His departure came after federal agents served a search warrant Tuesday on the church rectory. No charges have been filed since agents from U.S. Immigration and Customs Enforcement executed the warrant.
Saturday's Mass was the first time some parishioners at the 100-year-old church in the city's Olney section had heard of the search or the priest's departure.
"Shock," said Larry Lelina as he arrived for Mass. "I was shocked. I just found out a few hours ago."
His daughter, Mary, said she had learned of the news online. "I was really surprised," she said, recalling how she had volunteered at the church and had been impressed with Pinero's interaction with his flock.
No parishioners interviewed said they could think of any reason for immigration officials to be investigating the multiracial, multicultural parish or the Brooklyn-born, Philly-reared Pinero, 46.
Neither were those parishioners aware of his online presence as a local face of a pyramidlike, Illinois-based enterprise calling itself Teamwork Revolution Power Systems. Its local site, bearing a photo of a smiling Pinero in a tuxedo, promises progressive income for joining a "matrix" of other members, then benefiting as others sign up.
The site lists Pinero's favorite books as the Bible and Think and Grow Rich.
"I am looking forward to great things in 2010 along with good people to share them with," Pinero says on the site. "I know that many folks are struggling financially during these very difficult economic times. This is why I have gotten involved in some unique, legit and effective moneymaking programs - to help US get out of this awful financial rut.
"If there's anything you wish to know about me or this unique opportunity, just ask and I'll tell! . . . What would you do with an extra $2,330 a month income?"
Efforts to reach Pinero via e-mail over the last two days were unsuccessful.
Whether the venture has any connection to Tuesday's search of the Incarnation rectory or Pinero's departure is not known. Federal officials have refused to say anything about the nature of their probe.
Church officials have said only that Pinero stepped down "pending the outcome of the investigation for the good of the parish."
But at minimum, Pinero's online enterprise clearly violates church policy.
Without speaking specifically of Pinero, archdiocese spokeswoman Donna Farrell said Saturday that "outside secular employment would not be permitted" for a priest. Exceptions might be made for things such as teaching at a Catholic university or giving faith-related lectures, Farrell said, but only with approval of the archdiocese.

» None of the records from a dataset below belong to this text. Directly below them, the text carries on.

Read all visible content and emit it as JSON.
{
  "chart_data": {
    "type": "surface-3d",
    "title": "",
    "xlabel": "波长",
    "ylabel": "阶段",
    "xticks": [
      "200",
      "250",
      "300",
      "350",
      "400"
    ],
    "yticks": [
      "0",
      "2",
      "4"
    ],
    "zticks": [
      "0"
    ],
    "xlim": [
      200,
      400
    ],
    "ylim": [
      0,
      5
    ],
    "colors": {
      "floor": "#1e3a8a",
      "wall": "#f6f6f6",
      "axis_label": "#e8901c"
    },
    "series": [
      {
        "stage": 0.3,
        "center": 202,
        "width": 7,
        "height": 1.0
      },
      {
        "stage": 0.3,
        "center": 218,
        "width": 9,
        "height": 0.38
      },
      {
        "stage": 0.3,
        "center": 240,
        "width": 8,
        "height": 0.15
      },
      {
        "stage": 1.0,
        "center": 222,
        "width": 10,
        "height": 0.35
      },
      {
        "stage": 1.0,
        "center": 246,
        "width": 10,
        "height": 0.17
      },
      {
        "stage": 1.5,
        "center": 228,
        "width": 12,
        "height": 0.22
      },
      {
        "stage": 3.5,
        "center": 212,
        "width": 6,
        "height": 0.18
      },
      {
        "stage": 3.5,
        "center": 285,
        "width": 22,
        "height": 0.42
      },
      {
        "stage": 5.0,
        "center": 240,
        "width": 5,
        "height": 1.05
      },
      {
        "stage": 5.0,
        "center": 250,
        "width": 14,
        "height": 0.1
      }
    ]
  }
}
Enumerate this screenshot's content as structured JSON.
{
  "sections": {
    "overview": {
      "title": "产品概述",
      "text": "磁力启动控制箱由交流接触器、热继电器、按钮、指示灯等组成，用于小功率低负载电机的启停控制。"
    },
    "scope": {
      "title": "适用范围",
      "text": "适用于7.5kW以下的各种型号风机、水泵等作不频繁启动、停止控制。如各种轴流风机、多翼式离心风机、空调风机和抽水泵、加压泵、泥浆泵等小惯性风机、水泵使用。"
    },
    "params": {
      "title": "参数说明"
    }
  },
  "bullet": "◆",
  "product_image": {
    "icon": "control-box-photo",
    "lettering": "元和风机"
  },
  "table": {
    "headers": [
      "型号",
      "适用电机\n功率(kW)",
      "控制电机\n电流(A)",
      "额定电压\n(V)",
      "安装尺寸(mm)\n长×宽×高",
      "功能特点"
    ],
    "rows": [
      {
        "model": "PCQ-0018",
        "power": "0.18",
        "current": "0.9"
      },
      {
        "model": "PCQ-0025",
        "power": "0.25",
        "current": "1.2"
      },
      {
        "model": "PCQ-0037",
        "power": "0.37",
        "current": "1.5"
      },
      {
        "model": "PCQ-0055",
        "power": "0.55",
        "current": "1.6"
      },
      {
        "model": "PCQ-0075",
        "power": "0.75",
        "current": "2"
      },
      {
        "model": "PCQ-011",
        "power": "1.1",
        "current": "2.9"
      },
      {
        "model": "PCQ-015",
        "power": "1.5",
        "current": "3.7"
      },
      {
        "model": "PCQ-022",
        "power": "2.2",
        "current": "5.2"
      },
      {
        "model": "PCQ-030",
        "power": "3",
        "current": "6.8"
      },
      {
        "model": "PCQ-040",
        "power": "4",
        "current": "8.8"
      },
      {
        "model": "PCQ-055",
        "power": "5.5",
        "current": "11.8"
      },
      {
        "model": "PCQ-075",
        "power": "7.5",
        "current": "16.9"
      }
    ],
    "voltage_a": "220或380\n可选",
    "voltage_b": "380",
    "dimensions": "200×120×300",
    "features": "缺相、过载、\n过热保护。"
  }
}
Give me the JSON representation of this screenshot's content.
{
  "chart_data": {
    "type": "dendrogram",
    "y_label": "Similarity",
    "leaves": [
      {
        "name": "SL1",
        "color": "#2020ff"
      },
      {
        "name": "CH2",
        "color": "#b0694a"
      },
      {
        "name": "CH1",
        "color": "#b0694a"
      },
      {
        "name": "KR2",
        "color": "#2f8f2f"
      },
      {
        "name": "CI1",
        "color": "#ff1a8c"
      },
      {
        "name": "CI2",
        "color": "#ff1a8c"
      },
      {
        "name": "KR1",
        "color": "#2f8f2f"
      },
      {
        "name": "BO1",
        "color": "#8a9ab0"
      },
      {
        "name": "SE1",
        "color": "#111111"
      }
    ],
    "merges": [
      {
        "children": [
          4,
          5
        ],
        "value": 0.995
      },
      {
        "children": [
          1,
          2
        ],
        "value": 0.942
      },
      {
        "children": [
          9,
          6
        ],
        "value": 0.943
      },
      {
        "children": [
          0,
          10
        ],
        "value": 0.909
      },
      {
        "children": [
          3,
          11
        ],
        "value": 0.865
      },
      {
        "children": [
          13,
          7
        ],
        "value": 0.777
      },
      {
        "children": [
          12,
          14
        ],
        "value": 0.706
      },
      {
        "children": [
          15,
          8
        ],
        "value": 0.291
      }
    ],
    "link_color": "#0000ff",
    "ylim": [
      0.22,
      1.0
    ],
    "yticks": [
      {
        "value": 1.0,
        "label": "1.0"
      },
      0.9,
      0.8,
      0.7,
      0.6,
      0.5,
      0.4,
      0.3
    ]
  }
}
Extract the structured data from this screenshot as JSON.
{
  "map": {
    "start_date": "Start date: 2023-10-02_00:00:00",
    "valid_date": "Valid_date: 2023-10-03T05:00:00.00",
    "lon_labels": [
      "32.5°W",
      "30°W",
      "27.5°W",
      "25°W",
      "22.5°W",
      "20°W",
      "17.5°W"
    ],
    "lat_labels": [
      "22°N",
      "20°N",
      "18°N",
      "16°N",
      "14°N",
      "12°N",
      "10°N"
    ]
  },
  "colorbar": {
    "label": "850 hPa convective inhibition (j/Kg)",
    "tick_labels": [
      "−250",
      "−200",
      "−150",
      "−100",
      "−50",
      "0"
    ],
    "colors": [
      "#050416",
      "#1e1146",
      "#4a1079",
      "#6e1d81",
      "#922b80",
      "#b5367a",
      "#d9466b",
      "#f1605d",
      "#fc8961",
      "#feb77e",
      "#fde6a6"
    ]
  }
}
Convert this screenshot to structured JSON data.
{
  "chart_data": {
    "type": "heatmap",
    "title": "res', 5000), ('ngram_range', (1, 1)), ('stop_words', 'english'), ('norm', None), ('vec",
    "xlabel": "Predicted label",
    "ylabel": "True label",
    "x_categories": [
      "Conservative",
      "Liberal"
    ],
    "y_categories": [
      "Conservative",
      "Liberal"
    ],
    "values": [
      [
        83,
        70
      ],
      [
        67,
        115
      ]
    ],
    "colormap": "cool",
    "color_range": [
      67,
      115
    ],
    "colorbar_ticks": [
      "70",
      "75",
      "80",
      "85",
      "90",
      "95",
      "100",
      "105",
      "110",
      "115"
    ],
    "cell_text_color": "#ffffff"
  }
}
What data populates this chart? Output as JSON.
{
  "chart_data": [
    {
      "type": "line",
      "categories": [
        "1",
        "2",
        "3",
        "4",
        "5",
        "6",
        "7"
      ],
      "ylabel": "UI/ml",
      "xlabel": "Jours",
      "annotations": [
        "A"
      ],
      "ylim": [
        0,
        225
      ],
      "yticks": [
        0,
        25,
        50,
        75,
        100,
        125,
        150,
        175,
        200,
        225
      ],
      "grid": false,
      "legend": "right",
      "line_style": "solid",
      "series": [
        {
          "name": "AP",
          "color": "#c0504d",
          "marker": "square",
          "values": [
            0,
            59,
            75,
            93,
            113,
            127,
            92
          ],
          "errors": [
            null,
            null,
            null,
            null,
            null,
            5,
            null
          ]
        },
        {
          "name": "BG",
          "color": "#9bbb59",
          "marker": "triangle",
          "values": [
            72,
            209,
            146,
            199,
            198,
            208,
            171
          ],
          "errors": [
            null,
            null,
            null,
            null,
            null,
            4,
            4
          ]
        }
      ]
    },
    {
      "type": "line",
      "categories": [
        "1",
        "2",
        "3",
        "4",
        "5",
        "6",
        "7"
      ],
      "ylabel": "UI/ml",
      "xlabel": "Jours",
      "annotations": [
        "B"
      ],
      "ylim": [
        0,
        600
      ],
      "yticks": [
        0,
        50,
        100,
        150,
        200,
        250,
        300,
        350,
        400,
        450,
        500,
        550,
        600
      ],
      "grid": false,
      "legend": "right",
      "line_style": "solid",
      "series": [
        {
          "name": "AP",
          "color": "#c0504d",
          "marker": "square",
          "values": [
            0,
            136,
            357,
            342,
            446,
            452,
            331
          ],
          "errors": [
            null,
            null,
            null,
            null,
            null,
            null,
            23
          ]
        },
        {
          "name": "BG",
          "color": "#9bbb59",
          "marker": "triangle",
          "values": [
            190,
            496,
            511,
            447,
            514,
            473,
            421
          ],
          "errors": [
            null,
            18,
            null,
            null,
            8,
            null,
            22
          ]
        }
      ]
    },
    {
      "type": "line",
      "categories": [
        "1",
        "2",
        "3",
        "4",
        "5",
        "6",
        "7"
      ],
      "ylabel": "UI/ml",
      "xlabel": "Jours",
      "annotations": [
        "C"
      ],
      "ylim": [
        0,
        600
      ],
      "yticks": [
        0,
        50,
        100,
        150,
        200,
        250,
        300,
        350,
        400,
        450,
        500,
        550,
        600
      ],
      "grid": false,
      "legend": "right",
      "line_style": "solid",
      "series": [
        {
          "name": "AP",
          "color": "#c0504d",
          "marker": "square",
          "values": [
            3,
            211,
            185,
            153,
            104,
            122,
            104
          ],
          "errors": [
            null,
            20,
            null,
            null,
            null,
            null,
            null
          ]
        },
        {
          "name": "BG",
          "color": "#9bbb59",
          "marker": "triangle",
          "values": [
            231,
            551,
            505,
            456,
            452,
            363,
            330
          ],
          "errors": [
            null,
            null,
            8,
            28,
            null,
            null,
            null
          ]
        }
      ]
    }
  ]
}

Yet Pinero openly mentions his outside work on a personal blog in which he writes of both personal and faith-related matters. On it, he describes himself thusly: "I am a child of God, a son of awesome parents, an ordained minister and pastor of a wonderful and ethnically diverse community, [and] I'm also an online business owner."
No sanctions, criminal investigations, or federal lawsuits were found in online searches Saturday on Teamwork Revolution Power Systems or its owner, James Al-Oboudi.
Rather, Google searches produced page after page of online testimonials and disclaimers about why the enterprise is neither a scam nor a pyramid scheme. Some even include directions for finding and searching the website of the Illinois secretary of state for its registration and "certificate of good standing."
When Shields asked for a show of hands in church Saturday, more than half of about 40 worshipers indicated they had seen the news surrounding their parish.
He confirmed to them that the search warrant had been served Tuesday, and that Pinero had stepped down.
Cardinal Justin Rigali "has asked me to express his great pastoral concern for the Incarnation Parish," Shields said, adding Rigali had appointed him to be parochial administrator of the parish.
"I realize this comes as a shock and may be upsetting," he said. "This has been a very tumultuous few days."
Parishioners were cautioned against speculating about the investigation until the facts emerged.
"As you can imagine, many questions, many suppositions, and many rumors fly at a time such as this, when we are not sure what is the reality," Shields said. "I would suggest that you don't answer questions if you do not know the answers at this time. Suspend judgments, and continue to pray."
Shields said Pinero had called his cell phone Friday, aware that Shields would be addressing the congregation.
"He is on retreat, on a much-needed spiritual retreat at this time," Shields said. "But he sends his love and his prayers."
He stressed to the congregation that he was only an administrator, not the new pastor.
"Father Jerry," he said, "is still the pastor."